Opinion Parliament Winter Session: Vande Mataram and vote ‘chori’, all heat, little light
Parliament needs to come alive more often. But it also needs to use its time carefully and wisely
Parliament needs to come alive more often. But it also needs to use its time carefully and wisely. The debates this week in Parliament, on ‘Vande Mataram’ and electoral reform, enlivened both Houses after a long time. In a political moment when the deliberative institution seems besieged, this was much needed, very welcome. That said, the debates were significant not for the discursive spaces they opened up, but for their blind alleys. For one, the discussion on ‘Vande Mataram’ seemed to be solely in service of a vanity project of the ruling BJP. The Ram temple is built and consecrated and the dhwajarohan last month marked a symbolic closure of sorts in Ayodhya. In recent days, with Prime Minister Narendra Modi himself leading the charge against Macaulay’s children, it has seemed that the BJP, in search of a new grand theme, has found it in “decolonisation”, which also folds in its long-running campaign against “appeasement” as a secondary theme. The excavation of the events that surrounded the adoption of two stanzas of ‘Vande Mataram’ as the national song in a Congress-dominated polity offered the BJP a tempting opportunity to bring together these two planks and launch a double-barrelled attack on Congress, and the BJP seized it with both hands. It was foretold that that debate would not shed any light, only work up some heat.
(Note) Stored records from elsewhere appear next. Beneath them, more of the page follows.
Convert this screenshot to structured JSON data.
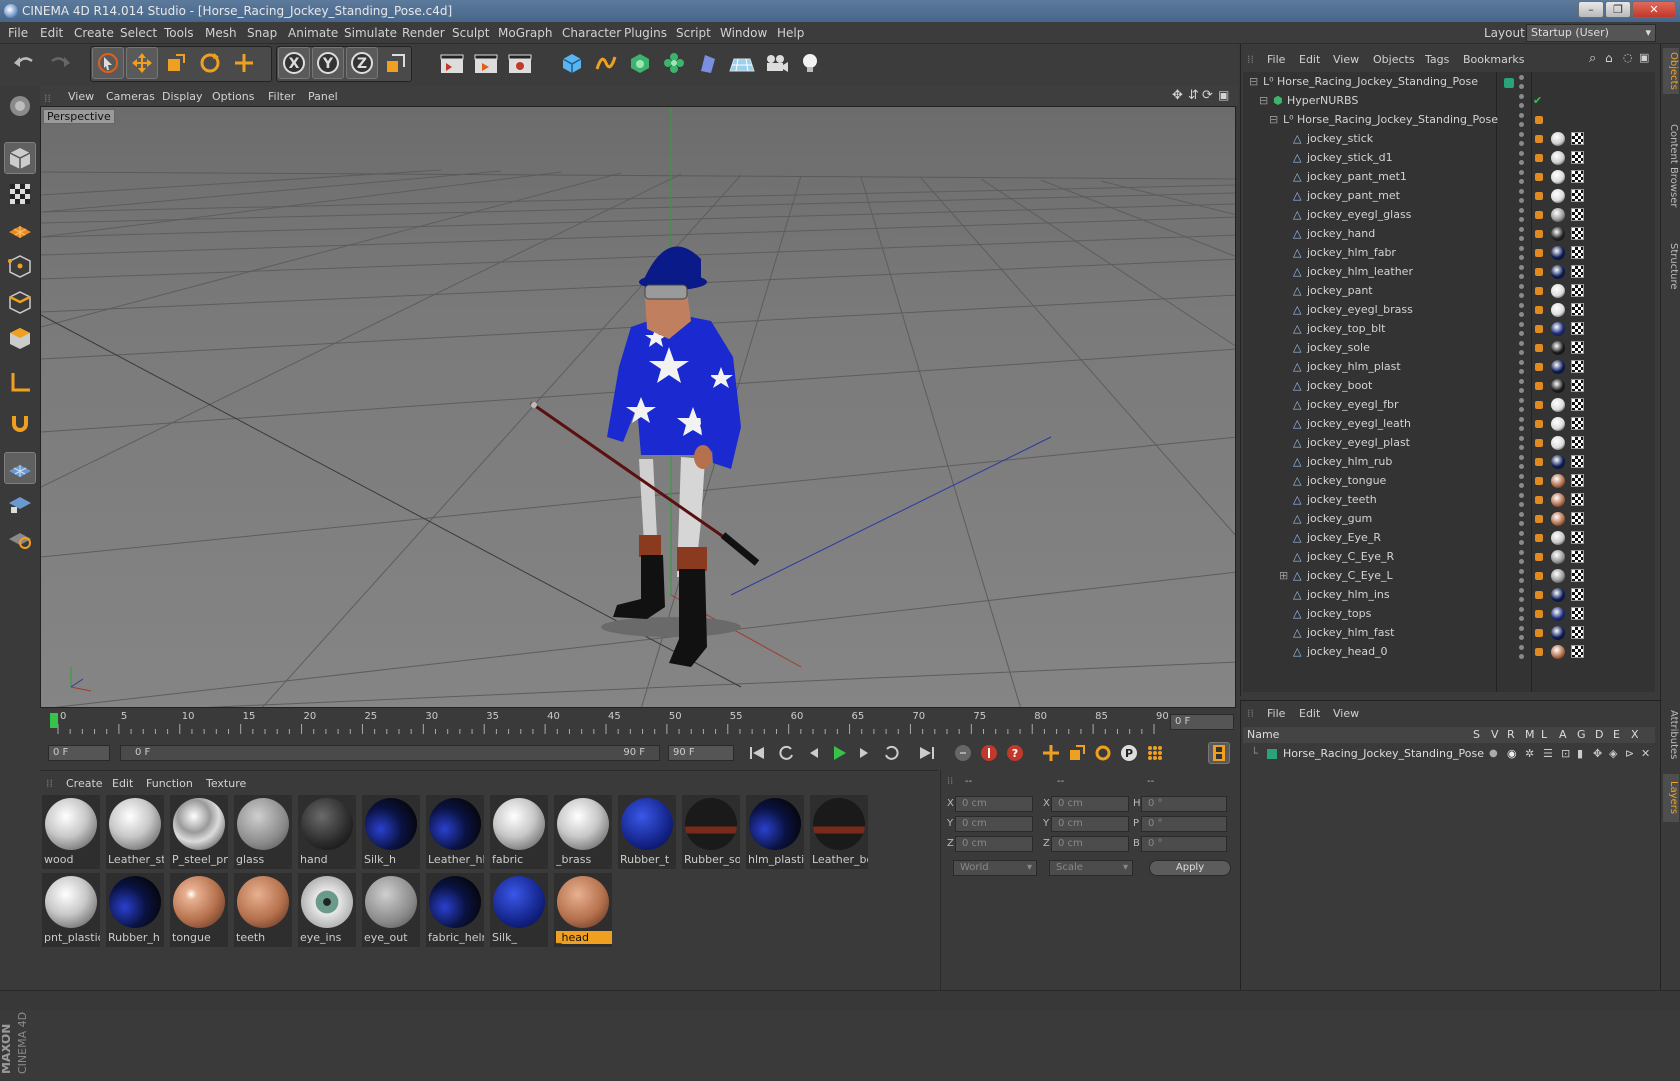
{
  "window": {
    "title": "CINEMA 4D R14.014 Studio - [Horse_Racing_Jockey_Standing_Pose.c4d]"
  },
  "menu": [
    "File",
    "Edit",
    "Create",
    "Select",
    "Tools",
    "Mesh",
    "Snap",
    "Animate",
    "Simulate",
    "Render",
    "Sculpt",
    "MoGraph",
    "Character",
    "Plugins",
    "Script",
    "Window",
    "Help"
  ],
  "layout": {
    "label": "Layout:",
    "value": "Startup (User)"
  },
  "viewport": {
    "menu": [
      "View",
      "Cameras",
      "Display",
      "Options",
      "Filter",
      "Panel"
    ],
    "label": "Perspective"
  },
  "timeline": {
    "ticks": [
      "0",
      "5",
      "10",
      "15",
      "20",
      "25",
      "30",
      "35",
      "40",
      "45",
      "50",
      "55",
      "60",
      "65",
      "70",
      "75",
      "80",
      "85",
      "90"
    ],
    "current_frame": "0 F"
  },
  "transport": {
    "start": "0 F",
    "range_start": "0 F",
    "range_end": "90 F",
    "end": "90 F"
  },
  "materials": {
    "menu": [
      "Create",
      "Edit",
      "Function",
      "Texture"
    ],
    "items": [
      {
        "name": "wood",
        "style": "white"
      },
      {
        "name": "Leather_st",
        "style": "white"
      },
      {
        "name": "P_steel_pnt",
        "style": "chrome"
      },
      {
        "name": "glass",
        "style": "glass"
      },
      {
        "name": "hand",
        "style": "dark"
      },
      {
        "name": "Silk_h",
        "style": "blue-dark"
      },
      {
        "name": "Leather_hlm",
        "style": "blue-dark"
      },
      {
        "name": "fabric",
        "style": "white"
      },
      {
        "name": "_brass",
        "style": "white"
      },
      {
        "name": "Rubber_t",
        "style": "stars"
      },
      {
        "name": "Rubber_so",
        "style": "dark-red"
      },
      {
        "name": "hlm_plastic",
        "style": "blue-dark"
      },
      {
        "name": "Leather_bo",
        "style": "dark-red"
      },
      {
        "name": "pnt_plastic",
        "style": "white"
      },
      {
        "name": "Rubber_h",
        "style": "blue-dark"
      },
      {
        "name": "tongue",
        "style": "skin-shiny"
      },
      {
        "name": "teeth",
        "style": "skin"
      },
      {
        "name": "eye_ins",
        "style": "eye"
      },
      {
        "name": "eye_out",
        "style": "glass"
      },
      {
        "name": "fabric_helm",
        "style": "blue-dark"
      },
      {
        "name": "Silk_",
        "style": "stars"
      },
      {
        "name": "_head",
        "style": "skin"
      }
    ],
    "active": "_head"
  },
  "attributes": {
    "header": [
      "--",
      "--",
      "--"
    ],
    "rows": [
      {
        "a": "X",
        "av": "0 cm",
        "b": "X",
        "bv": "0 cm",
        "c": "H",
        "cv": "0 °"
      },
      {
        "a": "Y",
        "av": "0 cm",
        "b": "Y",
        "bv": "0 cm",
        "c": "P",
        "cv": "0 °"
      },
      {
        "a": "Z",
        "av": "0 cm",
        "b": "Z",
        "bv": "0 cm",
        "c": "B",
        "cv": "0 °"
      }
    ],
    "coord_mode": "World",
    "size_mode": "Scale",
    "apply": "Apply"
  },
  "objects": {
    "menu": [
      "File",
      "Edit",
      "View",
      "Objects",
      "Tags",
      "Bookmarks"
    ],
    "root": "Horse_Racing_Jockey_Standing_Pose",
    "hypernurbs": "HyperNURBS",
    "group": "Horse_Racing_Jockey_Standing_Pose",
    "items": [
      {
        "name": "jockey_stick",
        "tag": "#cfcfcf"
      },
      {
        "name": "jockey_stick_d1",
        "tag": "#cfcfcf"
      },
      {
        "name": "jockey_pant_met1",
        "tag": "#dcdcdc"
      },
      {
        "name": "jockey_pant_met",
        "tag": "#dcdcdc"
      },
      {
        "name": "jockey_eyegl_glass",
        "tag": "#9a9a9a"
      },
      {
        "name": "jockey_hand",
        "tag": "#222222"
      },
      {
        "name": "jockey_hlm_fabr",
        "tag": "#0a1a55"
      },
      {
        "name": "jockey_hlm_leather",
        "tag": "#0a1a55"
      },
      {
        "name": "jockey_pant",
        "tag": "#dcdcdc"
      },
      {
        "name": "jockey_eyegl_brass",
        "tag": "#dcdcdc"
      },
      {
        "name": "jockey_top_blt",
        "tag": "#1a2a7a"
      },
      {
        "name": "jockey_sole",
        "tag": "#1a1a1a"
      },
      {
        "name": "jockey_hlm_plast",
        "tag": "#0a1a55"
      },
      {
        "name": "jockey_boot",
        "tag": "#1a1a1a"
      },
      {
        "name": "jockey_eyegl_fbr",
        "tag": "#dcdcdc"
      },
      {
        "name": "jockey_eyegl_leath",
        "tag": "#dcdcdc"
      },
      {
        "name": "jockey_eyegl_plast",
        "tag": "#dcdcdc"
      },
      {
        "name": "jockey_hlm_rub",
        "tag": "#0a1a55"
      },
      {
        "name": "jockey_tongue",
        "tag": "#b5714d"
      },
      {
        "name": "jockey_teeth",
        "tag": "#b5714d"
      },
      {
        "name": "jockey_gum",
        "tag": "#b5714d"
      },
      {
        "name": "jockey_Eye_R",
        "tag": "#c8c8c8"
      },
      {
        "name": "jockey_C_Eye_R",
        "tag": "#9a9a9a"
      },
      {
        "name": "jockey_C_Eye_L",
        "tag": "#9a9a9a"
      },
      {
        "name": "jockey_hlm_ins",
        "tag": "#0a1a55"
      },
      {
        "name": "jockey_tops",
        "tag": "#1a2a7a"
      },
      {
        "name": "jockey_hlm_fast",
        "tag": "#0a1a55"
      },
      {
        "name": "jockey_head_0",
        "tag": "#b5714d"
      }
    ]
  },
  "layers": {
    "menu": [
      "File",
      "Edit",
      "View"
    ],
    "columns": [
      "Name",
      "S",
      "V",
      "R",
      "M",
      "L",
      "A",
      "G",
      "D",
      "E",
      "X"
    ],
    "rows": [
      "Horse_Racing_Jockey_Standing_Pose"
    ]
  },
  "right_tabs": [
    "Objects",
    "Content Browser",
    "Structure",
    "Attributes",
    "Layers"
  ]
}
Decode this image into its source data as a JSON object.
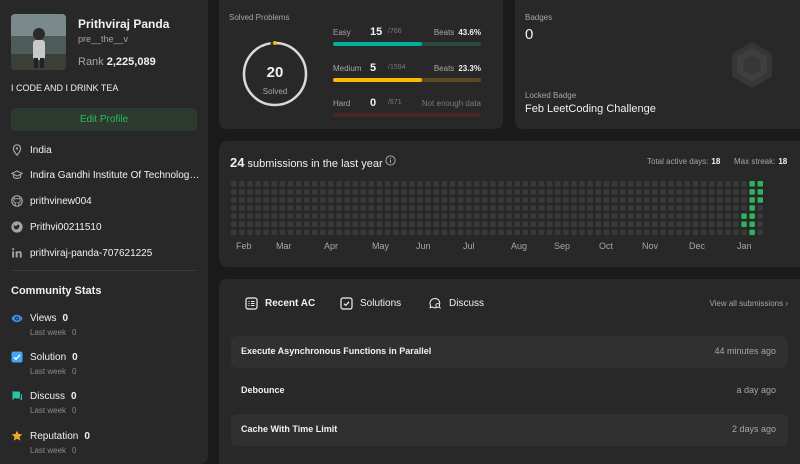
{
  "profile": {
    "name": "Prithviraj Panda",
    "handle": "pre__the__v",
    "rank_label": "Rank",
    "rank_value": "2,225,089",
    "bio": "I CODE AND I DRINK TEA",
    "edit_label": "Edit Profile",
    "location": "India",
    "school": "Indira Gandhi Institute Of Technology...",
    "github": "prithvinew004",
    "twitter": "Prithvi00211510",
    "linkedin": "prithviraj-panda-707621225"
  },
  "community": {
    "title": "Community Stats",
    "stats": [
      {
        "label": "Views",
        "value": "0",
        "sub": "Last week",
        "sub_value": "0",
        "icon": "eye-icon",
        "color": "#3b8ce8"
      },
      {
        "label": "Solution",
        "value": "0",
        "sub": "Last week",
        "sub_value": "0",
        "icon": "checkbox-icon",
        "color": "#42a5f5"
      },
      {
        "label": "Discuss",
        "value": "0",
        "sub": "Last week",
        "sub_value": "0",
        "icon": "chat-icon",
        "color": "#2dc3a5"
      },
      {
        "label": "Reputation",
        "value": "0",
        "sub": "Last week",
        "sub_value": "0",
        "icon": "star-icon",
        "color": "#f5a623"
      }
    ]
  },
  "solved": {
    "title": "Solved Problems",
    "count": "20",
    "label": "Solved",
    "difficulties": [
      {
        "name": "Easy",
        "solved": "15",
        "total": "/766",
        "beats_label": "Beats",
        "beats": "43.6%",
        "fraction": 0.0196,
        "color": "#00af9b",
        "track": "#2a4a3f"
      },
      {
        "name": "Medium",
        "solved": "5",
        "total": "/1594",
        "beats_label": "Beats",
        "beats": "23.3%",
        "fraction": 0.0031,
        "color": "#ffb800",
        "track": "#5a4a1f"
      },
      {
        "name": "Hard",
        "solved": "0",
        "total": "/671",
        "beats_label": "",
        "beats": "Not enough data",
        "fraction": 0,
        "color": "#ef4743",
        "track": "#4a2626"
      }
    ]
  },
  "badges": {
    "title": "Badges",
    "count": "0",
    "locked_label": "Locked Badge",
    "locked_name": "Feb LeetCoding Challenge"
  },
  "submissions": {
    "count": "24",
    "text": "submissions in the last year",
    "active_label": "Total active days:",
    "active_value": "18",
    "streak_label": "Max streak:",
    "streak_value": "18",
    "months": [
      "Feb",
      "Mar",
      "Apr",
      "May",
      "Jun",
      "Jul",
      "Aug",
      "Sep",
      "Oct",
      "Nov",
      "Dec",
      "Jan"
    ],
    "active_color": "#2db55d",
    "empty_color": "#393939"
  },
  "recent": {
    "tabs": [
      {
        "label": "Recent AC",
        "icon": "list-icon"
      },
      {
        "label": "Solutions",
        "icon": "solution-icon"
      },
      {
        "label": "Discuss",
        "icon": "discuss-icon"
      }
    ],
    "view_all": "View all submissions",
    "items": [
      {
        "title": "Execute Asynchronous Functions in Parallel",
        "time": "44 minutes ago"
      },
      {
        "title": "Debounce",
        "time": "a day ago"
      },
      {
        "title": "Cache With Time Limit",
        "time": "2 days ago"
      }
    ]
  }
}
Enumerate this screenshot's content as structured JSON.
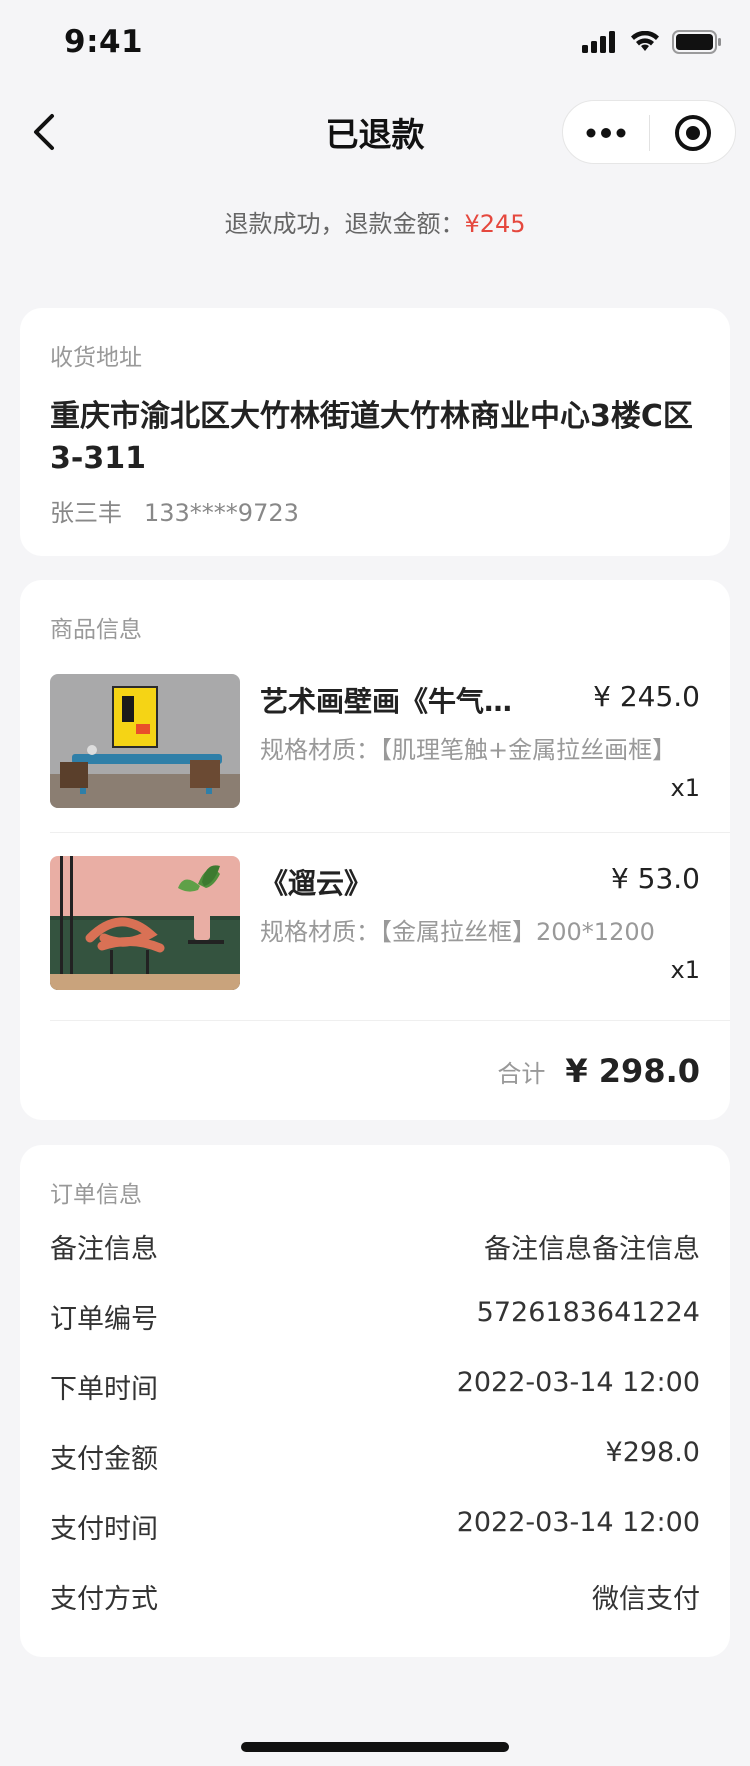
{
  "status_bar": {
    "time": "9:41"
  },
  "nav": {
    "title": "已退款"
  },
  "refund": {
    "prefix": "退款成功，退款金额：",
    "amount": "¥245"
  },
  "address": {
    "section_title": "收货地址",
    "address_text": "重庆市渝北区大竹林街道大竹林商业中心3楼C区3-311",
    "name": "张三丰",
    "phone": "133****9723"
  },
  "goods": {
    "section_title": "商品信息",
    "items": [
      {
        "name": "艺术画壁画《牛气冲天》",
        "price": "¥ 245.0",
        "spec": "规格材质：【肌理笔触+金属拉丝画框】",
        "qty": "x1",
        "image": "artwork-photo"
      },
      {
        "name": "《遛云》",
        "price": "¥ 53.0",
        "spec": "规格材质：【金属拉丝框】200*1200",
        "qty": "x1",
        "image": "interior-photo"
      }
    ],
    "total_label": "合计",
    "total_value": "¥ 298.0"
  },
  "order": {
    "section_title": "订单信息",
    "rows": [
      {
        "label": "备注信息",
        "value": "备注信息备注信息"
      },
      {
        "label": "订单编号",
        "value": "5726183641224"
      },
      {
        "label": "下单时间",
        "value": "2022-03-14 12:00"
      },
      {
        "label": "支付金额",
        "value": "¥298.0"
      },
      {
        "label": "支付时间",
        "value": "2022-03-14 12:00"
      },
      {
        "label": "支付方式",
        "value": "微信支付"
      }
    ]
  },
  "colors": {
    "accent_red": "#e5483e",
    "background": "#f5f5f7",
    "card": "#ffffff"
  }
}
The second debate, on electoral reform, is much more of a missed opportunity. In recent months, ever since the Election Commission launched the Special Intensive Revision of electoral rolls in Bihar, questions have been raised about the best way to enhance the integrity of the electoral process. A debate in Parliament could have been the opportunity to take this important conversation forward, to widen it to encompass other consequential issues, such as cleaner and more transparent election funding, or the terms of the EC’s independence and its verification processes. Indeed, this seemed to be the rubric under which the discussion was framed — poll reform. What happened, instead, was a repeat of the same old political thrust and parry. Rahul Gandhi, who set the tenor for this debate, gave a speech that left no room for questions, or for a movement towards answers. It accused, it indicted and pronounced the verdict. The government had stolen all elections, said the LoP, and it had captured all institutions, including the EC. If there was any possibility of the government engaging with the substantive issues of electoral reform — of which there is no evidence — Rahul Gandhi’s indiscriminate hurling of allegations put paid to it.
Parliament needs to come alive more often. But it also needs to use its time carefully and wisely. The ‘Vande Mataram’ and SIR debates reduced it to a platform for blame games and a showcase for a political standstill.